Lola opened her mouth, but nothing came. How could she explain what it’d been like to finally give in to her love for him after fighting it so hard, only to have him break her big, happy heart in half? And then—to have to pretend to worship him for weeks as she nursed her wounds in private? That was bullshit.
“That night,” Lola started.
He jerked his head to the side. “Which one?
“In your hotel room, when we were planning how to leave Johnny. I’d never—it was the most—” Lola wiped her palms on the seat of her jeans. “You didn’t ask. You just took. All of it. All of me.”
“But you came back. You gave me another chance, and I did my best to make up for—”
“I loved you,” she said, the word dropping like an axe between them.
They stood there a moment, two actors on an open stage, leaves rustling, voices distant, temperature dropping. A train horn echoed through the canyon.
“You don’t anymore?” he asked.
Lola looked down at the ground. What did it say about her that she still loved him after everything he’d put her through? Through all the lies, the spite, the games—her heart ached for him when he was right in front of her the same way it had when he was half a country away.
She looked up, keeping strength in her face, even though her body had begun to tremble. “My love hasn’t gone anywhere. It’s still in the garbage where you left it.”
“I knew I was making a mistake that night. Even while I was doing it. But I’d gotten in too deep to pull myself out. Was it not enough punishment that I had to live with that? Knowing I loved you, but I could never truly make up for how badly I’d hurt you?”

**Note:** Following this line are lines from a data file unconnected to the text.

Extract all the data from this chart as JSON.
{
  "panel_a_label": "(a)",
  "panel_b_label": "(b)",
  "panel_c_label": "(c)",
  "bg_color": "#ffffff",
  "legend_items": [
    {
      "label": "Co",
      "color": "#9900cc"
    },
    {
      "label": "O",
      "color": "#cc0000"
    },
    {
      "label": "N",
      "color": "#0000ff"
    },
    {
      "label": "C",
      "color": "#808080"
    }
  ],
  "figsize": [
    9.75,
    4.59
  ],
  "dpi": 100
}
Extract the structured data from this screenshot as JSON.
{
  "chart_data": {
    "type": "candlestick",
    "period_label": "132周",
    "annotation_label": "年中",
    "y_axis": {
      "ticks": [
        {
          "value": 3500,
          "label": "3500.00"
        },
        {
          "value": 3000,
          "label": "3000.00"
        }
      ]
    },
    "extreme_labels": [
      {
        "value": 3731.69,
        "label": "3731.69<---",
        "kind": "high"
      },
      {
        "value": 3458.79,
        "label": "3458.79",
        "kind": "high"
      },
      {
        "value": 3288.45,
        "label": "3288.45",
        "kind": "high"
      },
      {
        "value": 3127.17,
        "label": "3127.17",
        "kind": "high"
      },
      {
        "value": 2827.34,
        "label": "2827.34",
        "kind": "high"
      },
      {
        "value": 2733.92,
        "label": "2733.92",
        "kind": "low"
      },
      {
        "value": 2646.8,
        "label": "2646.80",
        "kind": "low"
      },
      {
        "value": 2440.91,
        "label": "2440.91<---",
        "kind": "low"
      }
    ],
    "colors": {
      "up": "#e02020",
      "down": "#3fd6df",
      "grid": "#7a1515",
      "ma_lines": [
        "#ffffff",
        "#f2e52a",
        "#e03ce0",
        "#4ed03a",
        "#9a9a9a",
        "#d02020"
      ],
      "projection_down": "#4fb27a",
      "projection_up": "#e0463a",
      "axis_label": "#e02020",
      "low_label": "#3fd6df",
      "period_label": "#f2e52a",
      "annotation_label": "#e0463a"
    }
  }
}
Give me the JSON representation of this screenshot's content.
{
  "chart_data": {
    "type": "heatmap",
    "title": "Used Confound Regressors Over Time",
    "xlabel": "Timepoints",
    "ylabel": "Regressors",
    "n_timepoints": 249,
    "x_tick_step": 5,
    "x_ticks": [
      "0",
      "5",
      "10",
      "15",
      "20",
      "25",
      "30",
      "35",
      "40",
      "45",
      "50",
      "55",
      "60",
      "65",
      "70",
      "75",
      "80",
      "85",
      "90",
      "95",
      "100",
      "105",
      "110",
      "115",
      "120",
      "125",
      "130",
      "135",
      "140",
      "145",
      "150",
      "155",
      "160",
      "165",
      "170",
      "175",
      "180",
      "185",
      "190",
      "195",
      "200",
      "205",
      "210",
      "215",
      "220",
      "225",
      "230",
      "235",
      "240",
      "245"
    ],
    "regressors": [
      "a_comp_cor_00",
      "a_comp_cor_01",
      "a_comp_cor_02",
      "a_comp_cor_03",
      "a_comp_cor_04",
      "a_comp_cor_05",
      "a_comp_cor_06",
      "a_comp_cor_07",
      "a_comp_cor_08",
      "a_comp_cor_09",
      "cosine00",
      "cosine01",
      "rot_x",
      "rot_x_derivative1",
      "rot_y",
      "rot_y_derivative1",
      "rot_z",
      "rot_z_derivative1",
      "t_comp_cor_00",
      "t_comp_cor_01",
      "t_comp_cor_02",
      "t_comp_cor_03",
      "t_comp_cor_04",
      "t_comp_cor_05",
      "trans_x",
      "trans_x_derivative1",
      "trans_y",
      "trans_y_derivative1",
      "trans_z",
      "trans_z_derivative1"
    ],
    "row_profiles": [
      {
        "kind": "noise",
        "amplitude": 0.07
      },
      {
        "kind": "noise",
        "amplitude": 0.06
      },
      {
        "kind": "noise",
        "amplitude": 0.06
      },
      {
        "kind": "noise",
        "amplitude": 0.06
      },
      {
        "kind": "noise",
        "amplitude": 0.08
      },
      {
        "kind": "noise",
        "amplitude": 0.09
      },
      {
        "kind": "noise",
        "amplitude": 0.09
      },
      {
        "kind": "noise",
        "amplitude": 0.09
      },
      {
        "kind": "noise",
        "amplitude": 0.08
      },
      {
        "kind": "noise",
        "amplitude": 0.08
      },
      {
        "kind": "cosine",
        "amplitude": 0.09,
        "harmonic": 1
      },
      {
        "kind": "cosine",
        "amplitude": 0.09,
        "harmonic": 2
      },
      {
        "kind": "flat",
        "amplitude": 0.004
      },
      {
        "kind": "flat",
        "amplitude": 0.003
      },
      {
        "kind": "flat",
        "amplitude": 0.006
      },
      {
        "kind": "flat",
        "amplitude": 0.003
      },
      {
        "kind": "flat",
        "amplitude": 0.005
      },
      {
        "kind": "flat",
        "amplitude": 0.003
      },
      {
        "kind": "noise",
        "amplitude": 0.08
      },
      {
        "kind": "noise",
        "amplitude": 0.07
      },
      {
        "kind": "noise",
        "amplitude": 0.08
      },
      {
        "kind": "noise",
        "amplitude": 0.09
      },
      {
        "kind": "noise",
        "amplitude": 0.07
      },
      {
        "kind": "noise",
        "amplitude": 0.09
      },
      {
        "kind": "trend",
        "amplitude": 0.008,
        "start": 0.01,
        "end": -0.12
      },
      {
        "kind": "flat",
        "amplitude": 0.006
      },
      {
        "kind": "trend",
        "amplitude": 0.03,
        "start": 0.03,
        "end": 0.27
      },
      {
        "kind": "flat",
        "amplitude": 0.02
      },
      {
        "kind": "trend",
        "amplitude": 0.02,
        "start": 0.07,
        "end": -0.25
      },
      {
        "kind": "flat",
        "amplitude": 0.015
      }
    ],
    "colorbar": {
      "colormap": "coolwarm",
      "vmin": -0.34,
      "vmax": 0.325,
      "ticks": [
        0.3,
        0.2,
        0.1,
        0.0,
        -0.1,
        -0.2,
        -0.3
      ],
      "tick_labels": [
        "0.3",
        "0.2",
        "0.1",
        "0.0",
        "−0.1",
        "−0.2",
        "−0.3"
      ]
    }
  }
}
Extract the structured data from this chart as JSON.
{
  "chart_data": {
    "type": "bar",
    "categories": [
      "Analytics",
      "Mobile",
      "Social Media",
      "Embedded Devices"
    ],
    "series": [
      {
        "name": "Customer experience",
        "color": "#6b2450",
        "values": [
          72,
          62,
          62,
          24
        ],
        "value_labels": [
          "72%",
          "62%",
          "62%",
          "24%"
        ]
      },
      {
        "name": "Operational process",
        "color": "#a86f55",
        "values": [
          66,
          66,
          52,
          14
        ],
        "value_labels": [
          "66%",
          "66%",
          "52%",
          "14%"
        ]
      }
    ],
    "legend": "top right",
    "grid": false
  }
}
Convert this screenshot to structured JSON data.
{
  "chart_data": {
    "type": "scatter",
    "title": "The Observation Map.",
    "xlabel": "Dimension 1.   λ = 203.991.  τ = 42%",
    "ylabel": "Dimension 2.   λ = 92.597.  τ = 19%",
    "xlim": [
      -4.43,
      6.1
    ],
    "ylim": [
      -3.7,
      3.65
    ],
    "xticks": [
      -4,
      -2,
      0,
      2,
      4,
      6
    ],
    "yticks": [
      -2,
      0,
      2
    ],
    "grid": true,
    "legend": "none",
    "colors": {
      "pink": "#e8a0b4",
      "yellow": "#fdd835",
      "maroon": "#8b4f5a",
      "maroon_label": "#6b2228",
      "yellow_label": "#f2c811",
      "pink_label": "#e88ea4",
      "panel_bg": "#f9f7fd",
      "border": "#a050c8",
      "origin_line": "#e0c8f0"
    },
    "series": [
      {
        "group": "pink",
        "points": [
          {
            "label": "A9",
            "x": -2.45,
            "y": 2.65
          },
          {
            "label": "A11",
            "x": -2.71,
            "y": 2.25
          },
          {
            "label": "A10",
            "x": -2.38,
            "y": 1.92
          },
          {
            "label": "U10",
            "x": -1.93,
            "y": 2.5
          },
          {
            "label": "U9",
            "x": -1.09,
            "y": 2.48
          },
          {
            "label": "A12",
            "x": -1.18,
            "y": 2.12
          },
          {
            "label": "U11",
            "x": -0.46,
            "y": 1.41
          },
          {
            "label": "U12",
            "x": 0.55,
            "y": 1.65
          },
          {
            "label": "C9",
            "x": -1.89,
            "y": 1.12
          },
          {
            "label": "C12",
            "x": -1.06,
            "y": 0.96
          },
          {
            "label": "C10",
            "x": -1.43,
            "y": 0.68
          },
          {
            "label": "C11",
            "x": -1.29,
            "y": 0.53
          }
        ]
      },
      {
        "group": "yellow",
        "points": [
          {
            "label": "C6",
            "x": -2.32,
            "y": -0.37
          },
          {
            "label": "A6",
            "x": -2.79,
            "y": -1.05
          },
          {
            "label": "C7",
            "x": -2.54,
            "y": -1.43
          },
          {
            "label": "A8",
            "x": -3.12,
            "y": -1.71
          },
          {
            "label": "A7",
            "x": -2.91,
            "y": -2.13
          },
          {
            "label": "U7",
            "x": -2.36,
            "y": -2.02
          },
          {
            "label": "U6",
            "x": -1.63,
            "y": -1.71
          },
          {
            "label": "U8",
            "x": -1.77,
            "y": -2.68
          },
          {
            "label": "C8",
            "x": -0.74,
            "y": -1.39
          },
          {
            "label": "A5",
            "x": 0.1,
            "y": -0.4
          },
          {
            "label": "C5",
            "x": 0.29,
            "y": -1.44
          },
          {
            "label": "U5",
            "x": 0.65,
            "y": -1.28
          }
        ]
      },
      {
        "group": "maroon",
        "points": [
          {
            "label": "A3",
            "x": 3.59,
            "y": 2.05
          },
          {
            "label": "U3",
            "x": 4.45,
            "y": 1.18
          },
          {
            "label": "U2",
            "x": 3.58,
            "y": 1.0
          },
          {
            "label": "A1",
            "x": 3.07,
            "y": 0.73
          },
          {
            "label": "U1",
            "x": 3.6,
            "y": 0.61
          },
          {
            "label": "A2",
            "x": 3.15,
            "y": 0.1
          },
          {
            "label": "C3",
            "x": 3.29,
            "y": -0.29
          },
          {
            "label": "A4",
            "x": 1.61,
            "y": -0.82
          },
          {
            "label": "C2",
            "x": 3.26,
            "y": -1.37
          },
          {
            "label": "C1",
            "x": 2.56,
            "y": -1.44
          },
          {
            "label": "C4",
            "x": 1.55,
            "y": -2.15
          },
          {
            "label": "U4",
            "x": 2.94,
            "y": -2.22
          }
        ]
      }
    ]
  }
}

“Knowing is one thing. You deserved—deserve to live the depth of your mistake.”
“For how long?”
“That’s for you to decide.” She shrugged, limp and unconvincing. “It isn’t something your assistant can add to your calendar. My forgiveness doesn’t matter—you need your own.”
“Where do you get off telling me what I need? Patronizing me? You have no idea what I’ve been through.”
She shuffled back the last few inches, glancing behind her again. “Yes, I—”
“You don’t know. You didn’t care to,” Beau continued, another step. “And I still have nothing. I don’t know where you went from Cat Shoppe. How you got there. Why. If you laid beside me in my own bed, plotting against me.”